The Homebuilders were among the biggest winners in 2012. Rarely does a sub-sector out-perform two years in a row. Nothing about this sector’s fundamentals or valuation encourage me to buy here. Wait out this sector in 2013 and look for a pull back.
2. Bio-technology sub-sector
The biotech sub-sector is a very closely watched sector – and a very popular sector with more speculative investors. Some of these investors like to look for the next big drug break-through and invest in specific stocks in this sector. We are more interested in whether this sector offers a broad buying opportunity because it trades at a discount.
The best ETF to play in this space is symbol IBB – the iShares NASDAQ Biotechnology fund. It has over $2 billion in AUM. The top 10 stocks in this ETF make up just over 50% of its assets. The next 20 stocks make up only 25%+ of the ETF’s assets. So, these top largest stocks are going to have to be under-valued to represent a good buying opportunity here.
The problem is, we just can’t find it. Among those top 10 stocks, they are ALL rated as Sells by our valuation system. In addition, Morningstar rates 5 of them as Sells and 5 of them as Buys.
The next 20 largest stocks don’t look any better really. We only see one buying opportunity in this next group and it represents less than 1% of the total AUM in the fund. Morningstar only has a Buy rating on two of these top 30 stocks in the ETF.
Interestingly, however, Morningstar has a 4-star BUY rating on the ETF itself. But they place a $138 fair value on the fund and it trades at $143. I think Morningstar will re-visit this valuation soon.
So far, still no sub-sectors worth specific investment capital. Maybe the banks will show up on our radar since the Broader Financial sector is a buy rating.
3. Banks sub-sector
Banks are by far the largest in market capitalization within the Financial sector.
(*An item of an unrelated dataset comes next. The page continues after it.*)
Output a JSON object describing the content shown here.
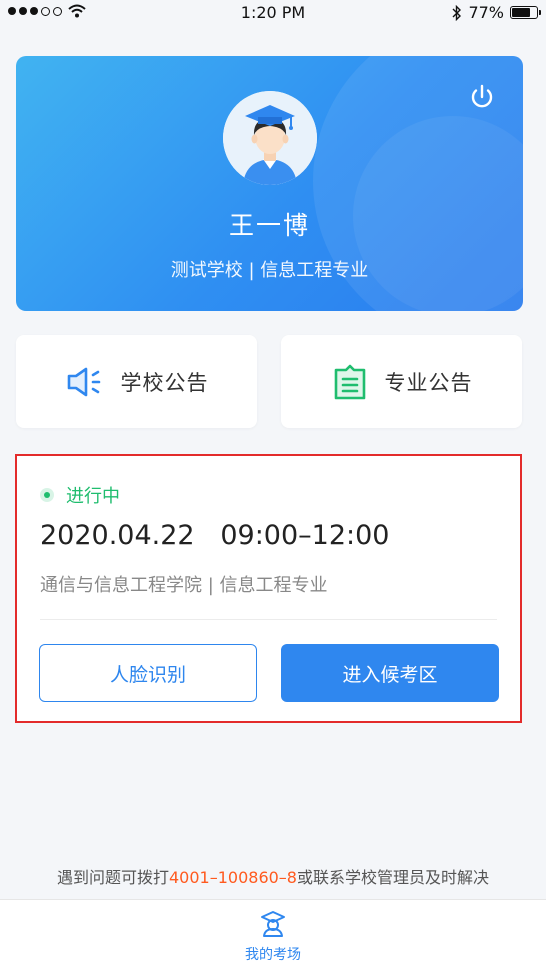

So, it would stand to reason that we would likely find value here since we found value in the S&P 500 Financial sector.
The KBE is the SPDR S&P Bank ETF with over $1.6 billion in AUM. This is the most diversified ETF you will ever encounter. There are 40 banks in this ETF. The largest holding (Bank of America – BAC) represents 2.6% of the fund. Meanwhile, the smallest holding (Valley National Bancorp) represents 2.19%. All of the other 38 banks fall somewhere between 2.2% and 2.59% of the total fund.
The fund is intentionally designed this way as an equal weighted fund. There is not one stock that will drive this vehicle. We will look at the ratings on all 40 stocks before we can form a strong opinion on this category since no stock is very large in the total holdings of the fund.
The stocks that are in this fund actually are very strongly rated by both our valuation metrics AND the Morningstar ratings. In our valuation rankings, 20 out of the 40 stocks get a Buy rating. Only 2 of the stocks get a SELL rating leaving the other 18 as Holds. That, in the aggregate, makes this fund a BUY candidate.
Morningstar’s rates 33 of these stocks. Eight of them get a Buy rating as 4 stars (there were no 5-star ratings).  Only one stock gets a sell rating leaving the other 24 as 3-star rated or Holds.
This sector definitely gets consideration as a sub-sector worth investment in 2013. It makes sense given the fact that the Financials sector gets a buy rating in 2013 also and these are the largest players in that sector.
Just note that this is really one of the few ways to play the banking sector alone in an ETF and it is equal weighted fund. As a result, if the sector moves considerably in 2013 because of one or two players (ie, Like BAC in 2012), then you could see significant under- or over-performance in this fund. If the sub-sector goes up broadly, then the fund should move broadly.